Читать книгу Рассказы - Александр Найдёнов - Страница 3

Эхо
2

Оглавление

Такое же было лето, только август, а не июль, и тогда, в этом августе, участковый инспектор Новиков конвоировал к бараку у Водной станции одного допризывника. Парнишка рост имел невысокий, но зато был строен, широк в плечах и, хотя волок на спине котомку, все равно шагал резво, чтобы от участкового не отстать. Всю дорогу они молчали, лишь поглядывали оба, насупившись, на встречных ребятишек и баб.

Подойдя к бараку, Новиков спросил допризывника, которые его окна и, узнав, принялся барабанить в наличники, требуя отворить. Наконец он понял, что ему не откроют, направился к двери, но она распахнулась и навстречу ему из дома выскочила девчонка приблизительно лет пяти.

– Стой! Ты кто? Как тебя зовут? – спросил Новиков, постаравшись не напугать.

Девчонка встала как вкопанная.

– Оля, – ответила она еле слышно.

– Старшие дома есть?

– Да.

– Позови сюда, – приказал участковый, не желая со свежего воздуха заходить в вонючие коридоры.

Девчонка шмыгнула в дверь, мелькнув босыми ногами. Спустя минуту она вернулась, скрываясь позади другой девчушки, чуть постарше ее, лет семи.

– Вот так взрослые! – вымолвил участковый.– Звать-то как тебя? – спросил он у старшей.

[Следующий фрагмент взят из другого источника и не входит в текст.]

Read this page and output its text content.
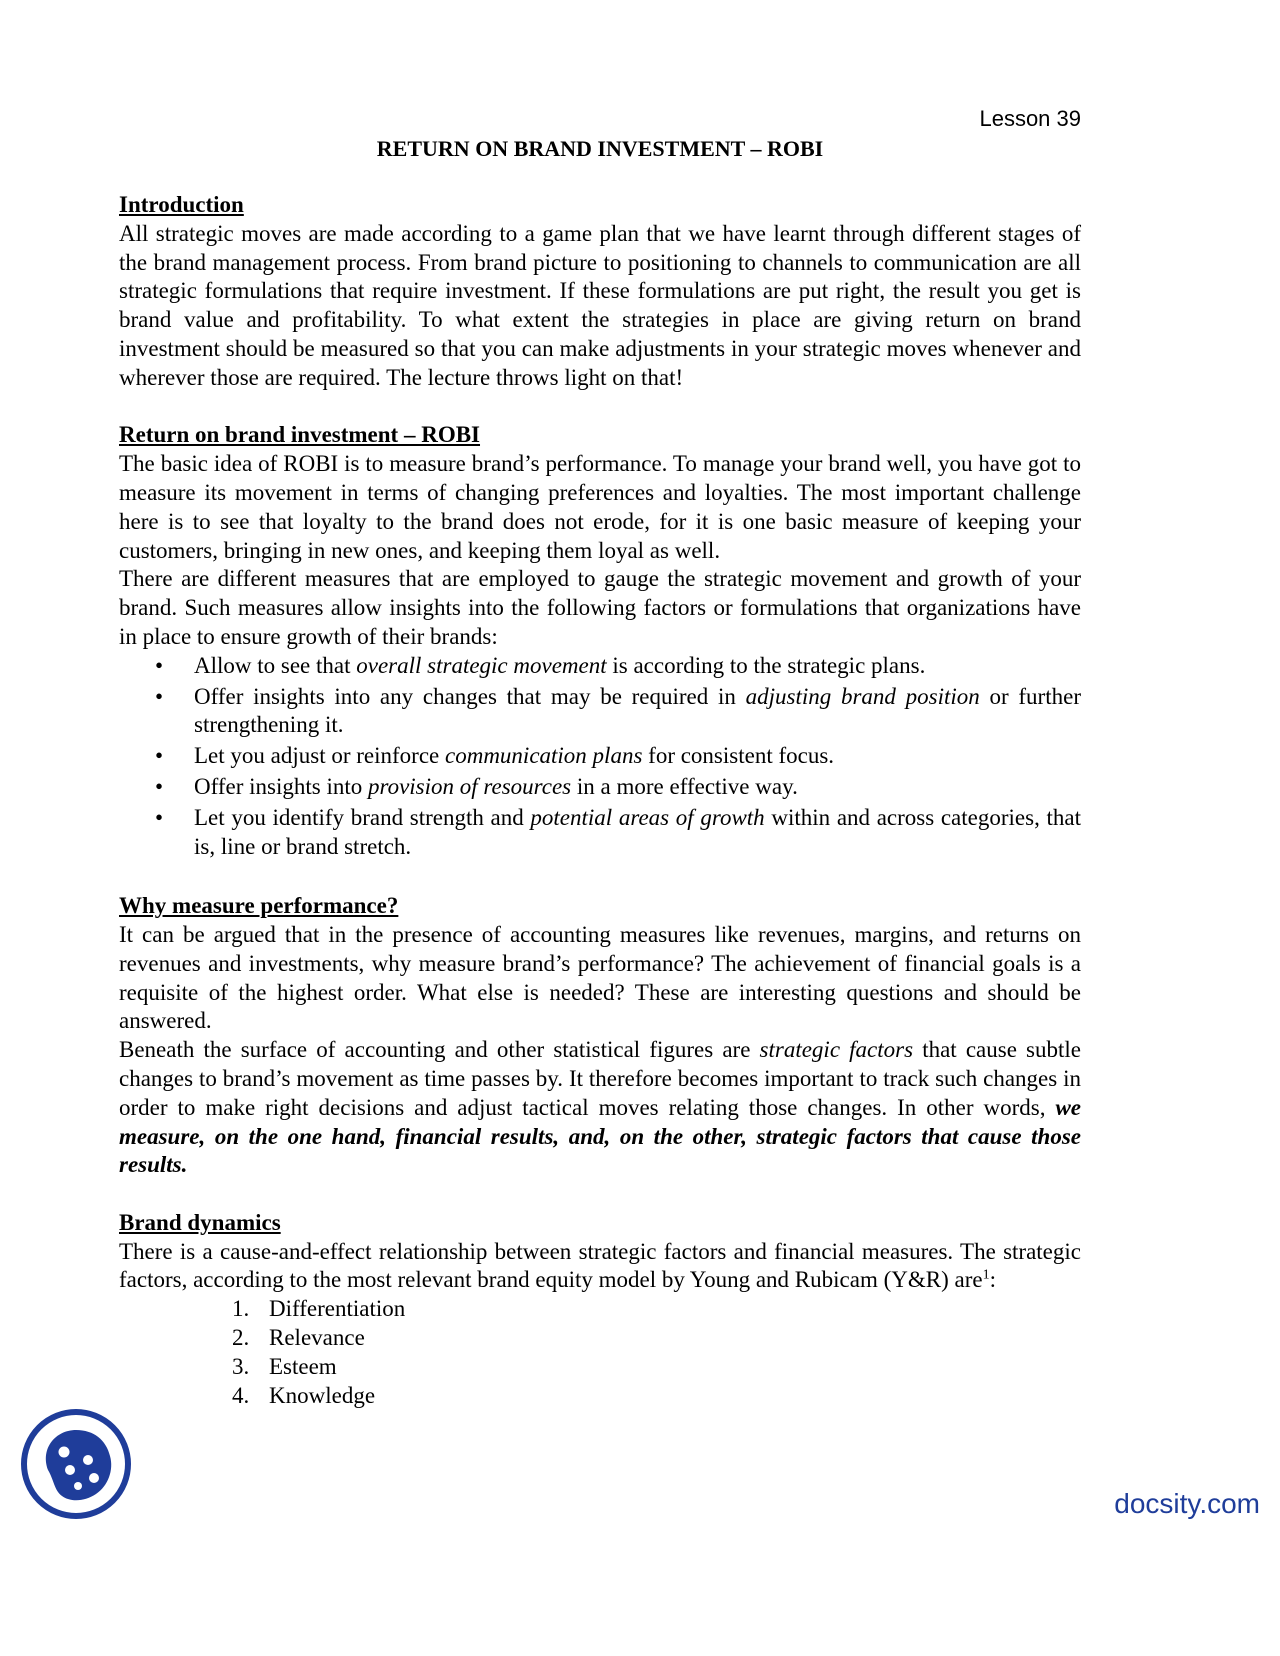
Lesson 39
RETURN ON BRAND INVESTMENT – ROBI
Introduction

All strategic moves are made according to a game plan that we have learnt through different stages of the brand management process. From brand picture to positioning to channels to communication are all strategic formulations that require investment. If these formulations are put right, the result you get is brand value and profitability. To what extent the strategies in place are giving return on brand investment should be measured so that you can make adjustments in your strategic moves whenever and wherever those are required. The lecture throws light on that!

Return on brand investment – ROBI

The basic idea of ROBI is to measure brand’s performance. To manage your brand well, you have got to measure its movement in terms of changing preferences and loyalties. The most important challenge here is to see that loyalty to the brand does not erode, for it is one basic measure of keeping your customers, bringing in new ones, and keeping them loyal as well.

There are different measures that are employed to gauge the strategic movement and growth of your brand. Such measures allow insights into the following factors or formulations that organizations have in place to ensure growth of their brands:

• Allow to see that overall strategic movement is according to the strategic plans.
• Offer insights into any changes that may be required in adjusting brand position or further strengthening it.
• Let you adjust or reinforce communication plans for consistent focus.
• Offer insights into provision of resources in a more effective way.
• Let you identify brand strength and potential areas of growth within and across categories, that is, line or brand stretch.
Why measure performance?

It can be argued that in the presence of accounting measures like revenues, margins, and returns on revenues and investments, why measure brand’s performance? The achievement of financial goals is a requisite of the highest order. What else is needed? These are interesting questions and should be answered.

Beneath the surface of accounting and other statistical figures are strategic factors that cause subtle changes to brand’s movement as time passes by. It therefore becomes important to track such changes in order to make right decisions and adjust tactical moves relating those changes. In other words, we measure, on the one hand, financial results, and, on the other, strategic factors that cause those results.

Brand dynamics

There is a cause-and-effect relationship between strategic factors and financial measures. The strategic factors, according to the most relevant brand equity model by Young and Rubicam (Y&R) are$^1$:

1. Differentiation
2. Relevance
3. Esteem
4. Knowledge
docsity.com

– Люда, – промолвила та, почти также тихо, как первая.

– Сестры что ли вы?

– Сестры.

Обе маленькие сестры во все глаза смотрели на Новикова, запрокинув назад свои белокурые головки с косичками, увлекло их не лицо его, а военная фуражка с лакированным козырьком, да петлицы и железные пуговицы на гимнастерке, и еще ремень со звездой.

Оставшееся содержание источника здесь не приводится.